É sabido, por aqueles que se debruçam no estudo sério dos efeitos das opressões raciais na vida de pessoas negras, que o racismo moldou as relações intra e intergrupos raciais de maneira profunda, além de descaracterizar o entendimento subjetivo e o reconhecimento da real personalidade das pessoas, negras e brancas. Como bem diz Paulo Freire em Pedagogia do Oprimido, o hospedeiro do opressor (as ideias da branquitude) existe em cada pessoa negra, se fazendo presente, conscientemente ou não, em todas as ações e relações, desde as mais corriqueiras às mais complexas. Homens e mulheres negras formaram sua humanidade, sua cidadania, sua existência, sua psique a partir de uma lógica que suprimiu identidades verdadeiramente possíveis e as substituiu ao longo da história por uma ideia de humanidade que não serve nem às próprias pessoas brancas, pois é desumanizadora. Do mesmo modo, quando falamos nas questões de gênero, podemos observar que homens em geral, independentemente da raça a qual pertençam, foram moldados por um ideal de masculinidade trágico, sufocante e aniquilador de suas essências individuais e de tudo que constroem ou propõem. O feminismo jogou no colo da sociedade a necessidade de se discutir masculinidades, o que se faz a partir da pergunta crucial: o que é ser homem?

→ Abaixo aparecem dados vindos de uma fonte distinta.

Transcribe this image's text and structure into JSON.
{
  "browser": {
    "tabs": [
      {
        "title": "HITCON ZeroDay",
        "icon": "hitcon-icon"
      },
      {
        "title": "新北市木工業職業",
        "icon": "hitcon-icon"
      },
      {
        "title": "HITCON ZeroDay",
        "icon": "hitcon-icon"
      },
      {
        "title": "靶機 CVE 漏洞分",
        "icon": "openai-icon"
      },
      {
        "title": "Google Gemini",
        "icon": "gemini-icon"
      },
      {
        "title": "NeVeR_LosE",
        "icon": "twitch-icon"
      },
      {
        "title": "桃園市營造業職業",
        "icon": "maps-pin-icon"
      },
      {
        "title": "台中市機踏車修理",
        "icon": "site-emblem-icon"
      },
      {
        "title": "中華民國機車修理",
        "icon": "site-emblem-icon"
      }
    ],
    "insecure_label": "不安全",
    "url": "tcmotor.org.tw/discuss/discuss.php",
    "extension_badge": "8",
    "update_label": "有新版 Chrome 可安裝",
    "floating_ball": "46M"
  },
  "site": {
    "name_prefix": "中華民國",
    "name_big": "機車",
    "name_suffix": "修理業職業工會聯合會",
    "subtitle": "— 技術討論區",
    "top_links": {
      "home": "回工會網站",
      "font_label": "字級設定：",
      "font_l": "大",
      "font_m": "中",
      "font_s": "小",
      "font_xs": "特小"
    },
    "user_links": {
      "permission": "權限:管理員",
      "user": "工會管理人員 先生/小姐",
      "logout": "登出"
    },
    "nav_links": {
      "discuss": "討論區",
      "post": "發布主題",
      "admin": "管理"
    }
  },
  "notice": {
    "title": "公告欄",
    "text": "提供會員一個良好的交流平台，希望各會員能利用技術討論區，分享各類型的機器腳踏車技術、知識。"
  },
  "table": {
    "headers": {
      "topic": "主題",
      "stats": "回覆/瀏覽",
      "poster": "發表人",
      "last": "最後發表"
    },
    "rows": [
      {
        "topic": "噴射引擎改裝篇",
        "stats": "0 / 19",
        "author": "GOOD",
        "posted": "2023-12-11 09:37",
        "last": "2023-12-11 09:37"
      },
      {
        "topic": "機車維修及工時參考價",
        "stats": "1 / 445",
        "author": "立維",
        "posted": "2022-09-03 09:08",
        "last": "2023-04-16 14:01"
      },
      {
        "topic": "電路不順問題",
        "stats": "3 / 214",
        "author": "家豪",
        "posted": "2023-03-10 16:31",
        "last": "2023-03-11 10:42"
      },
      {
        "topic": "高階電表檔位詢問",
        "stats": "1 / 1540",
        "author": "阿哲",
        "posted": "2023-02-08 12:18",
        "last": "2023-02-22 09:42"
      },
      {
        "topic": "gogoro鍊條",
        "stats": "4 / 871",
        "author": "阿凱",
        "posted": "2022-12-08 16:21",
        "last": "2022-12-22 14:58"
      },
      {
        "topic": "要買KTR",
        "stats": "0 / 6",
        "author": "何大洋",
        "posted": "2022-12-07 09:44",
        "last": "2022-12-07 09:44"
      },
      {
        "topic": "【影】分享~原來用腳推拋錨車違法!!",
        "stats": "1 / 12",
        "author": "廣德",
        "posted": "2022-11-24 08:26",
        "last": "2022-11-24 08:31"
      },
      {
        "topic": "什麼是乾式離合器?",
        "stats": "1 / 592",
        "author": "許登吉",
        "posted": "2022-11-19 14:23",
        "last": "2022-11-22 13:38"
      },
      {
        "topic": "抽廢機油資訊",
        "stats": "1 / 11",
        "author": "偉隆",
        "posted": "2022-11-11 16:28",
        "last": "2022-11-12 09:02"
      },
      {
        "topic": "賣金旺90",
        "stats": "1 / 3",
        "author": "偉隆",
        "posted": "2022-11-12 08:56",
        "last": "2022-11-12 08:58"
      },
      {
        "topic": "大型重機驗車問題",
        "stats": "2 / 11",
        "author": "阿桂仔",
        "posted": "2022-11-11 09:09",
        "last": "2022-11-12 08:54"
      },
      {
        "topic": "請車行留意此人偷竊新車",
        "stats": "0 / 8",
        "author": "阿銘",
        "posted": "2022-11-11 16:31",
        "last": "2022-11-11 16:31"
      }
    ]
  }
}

Embora as discussões estejam ainda incipientes, o herói negro da Marvel transitou com muita propriedade nessa seara transformadora, apresentando um homem negro poderoso, sereno, firme, gentil e sensível. Sensibilidade essa sempre descrita pelo machismo, que estruturou nossa sociedade, como uma característica indigna quando percebida no comportamento dos homens.

T’Challa não deixa dúvidas de que seu poder não é fálico, não é perverso e tampouco impositivo, mas fruto do respeito ao legado ancestral de seu povo e da assimilação da presença feminina em seu universo, não como figuras antagônicas, mas como colaboradoras indispensáveis na construção de uma potência única por e para a coletividade. E é esse fim de linha que mulheres esperam no mundo todo, como conclusão da árdua tarefa de questionar as toxicidades da masculinidade atual.

Chadwick mantinha uma postura que lembra em muito seu personagem. Reservado com sua vida pessoal, mas não anti-social. Em tempos de narcisismo social generalizado, onde muitos usam o que Bell Hooks descreve como “identidade vitimada” para chamar atenção, espetacularizando o sofrimento para angariar atenção e simpatia de um público condicionado a alimentar corpo e alma com conflitos e tragédias expostas sem critério pelas mídias em geral, manter-se longe dos holofotes é atitude de quem sabe que a vida não é só palco.

A verdade é que Chadwick Boseman fugiu completamente do estereótipo racista do “Negão” de força descomunal (e animalesca), que ostenta orgulhosamente as toxicidades da masculinidade eurocêntrica, avessa à sensibilidade, impregnado por uma virilidade caricata, por uma rudeza auto-sabotadora e por um desinteresse pelo humano que antecede a definição de ser mulher. O grande charme do ator era a aparência e modos que deixavam fluir uma delicadeza rara, uma força natural, uma serenidade que só as almas nobres conseguem cultivar. Com isso, plantou no imaginário de uma geração de crianças, que se apaixonaram pelo herói negro, a certeza de que ser homem é, antes de tudo, não negar a própria humanidade e dispor de sua força para reconstruir histórias marcadas por desvios e descaracterizações que colocaram muitos homens em um labirinto perigoso, onde todas as saídas apontam para o lado interior a ser compreendido e resgatado. Mais do que gritar palavras de ordem, Chadwick Boseman as incorporou e vivenciou, dentro e fora das telas.